Who could blame them? Some elements of traditional drug trials have their roots in farming, according to Anirban Basu of the University of Washington, which can make them feel rudimentary.

The method of randomly assigning patients to different groups for testing medical treatments evolved from a plan used by researchers in the 1920s to analyze crop yields. They divided a plot of land into segments and randomly sowed different seeds in each segment to see which produced the biggest harvest.

While those elements may have been cutting-edge at the time, technology has progressed.

"The problem in translating that type of design—the design used in all randomized clinical trials today—is that now you're 'sowing' medicine in a human body," Basu says. "The human body is not homogenous like a piece of land. You have to understand not the average result, but how different people respond in different ways."

Basu believes the new Patient-Centered Outcomes Research Institute, created by the Patient Protection and Affordable Care Act, will push clinical trials toward designs that maximize patient health—such as the trial model developed by Booth researchers.

To address the challenge of applying the model to diabetes, Birge and Ahuja are doing some more research, studying doctors who treat diabetes to understand how they determine the best sequences of treatments to offer patients. The researchers are using data from a large, government-funded study Huang is overseeing, which is investigating what drugs doctors have prescribed for roughly 500,000 diabetes patients treated through the US Department of Veterans Affairs.

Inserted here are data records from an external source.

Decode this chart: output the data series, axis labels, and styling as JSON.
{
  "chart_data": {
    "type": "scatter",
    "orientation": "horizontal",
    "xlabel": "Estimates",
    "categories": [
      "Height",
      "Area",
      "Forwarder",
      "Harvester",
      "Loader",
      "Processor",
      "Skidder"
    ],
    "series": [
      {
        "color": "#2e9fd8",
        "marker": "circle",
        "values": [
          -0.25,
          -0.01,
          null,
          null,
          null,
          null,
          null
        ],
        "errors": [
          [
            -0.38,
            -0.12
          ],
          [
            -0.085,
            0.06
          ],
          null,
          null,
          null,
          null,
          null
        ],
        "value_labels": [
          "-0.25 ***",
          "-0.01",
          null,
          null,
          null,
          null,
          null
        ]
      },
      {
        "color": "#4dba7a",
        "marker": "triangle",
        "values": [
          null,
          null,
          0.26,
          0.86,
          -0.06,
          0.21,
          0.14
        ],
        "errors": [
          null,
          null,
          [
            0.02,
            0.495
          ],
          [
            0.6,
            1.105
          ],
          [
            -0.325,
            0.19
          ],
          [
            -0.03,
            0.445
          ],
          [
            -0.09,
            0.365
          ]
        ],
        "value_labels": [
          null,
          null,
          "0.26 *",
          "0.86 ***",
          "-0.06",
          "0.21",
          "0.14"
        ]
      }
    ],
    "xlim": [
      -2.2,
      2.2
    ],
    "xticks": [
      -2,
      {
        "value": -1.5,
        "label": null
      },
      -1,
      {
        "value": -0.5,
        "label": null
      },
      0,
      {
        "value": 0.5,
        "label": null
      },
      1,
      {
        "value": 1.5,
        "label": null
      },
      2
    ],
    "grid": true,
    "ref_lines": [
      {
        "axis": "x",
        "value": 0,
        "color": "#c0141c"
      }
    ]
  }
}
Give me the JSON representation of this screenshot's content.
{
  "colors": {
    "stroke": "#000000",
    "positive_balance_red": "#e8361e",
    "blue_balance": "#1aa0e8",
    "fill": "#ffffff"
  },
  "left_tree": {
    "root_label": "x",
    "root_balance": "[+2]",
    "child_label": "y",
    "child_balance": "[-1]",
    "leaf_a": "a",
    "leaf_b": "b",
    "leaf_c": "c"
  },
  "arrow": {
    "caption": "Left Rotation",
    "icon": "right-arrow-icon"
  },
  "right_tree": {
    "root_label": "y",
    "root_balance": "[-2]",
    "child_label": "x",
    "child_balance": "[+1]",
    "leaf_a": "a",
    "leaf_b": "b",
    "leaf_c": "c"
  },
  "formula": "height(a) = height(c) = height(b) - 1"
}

The research, as it is further developed, could find applications beyond health care. Companies such as Amazon and Netflix are using mathematical models to determine what products to recommend to individual customers and how much to charge. This Booth-led model could potentially improve those recommendations by considering and learning from individual preferences.

But the researchers are in no rush to seek new applications. After all, the health-care industry is burdened by skyrocketing expenses, and doctors’ offices are full of people in need of treatments. Creating a better drug trial is a fine place to start.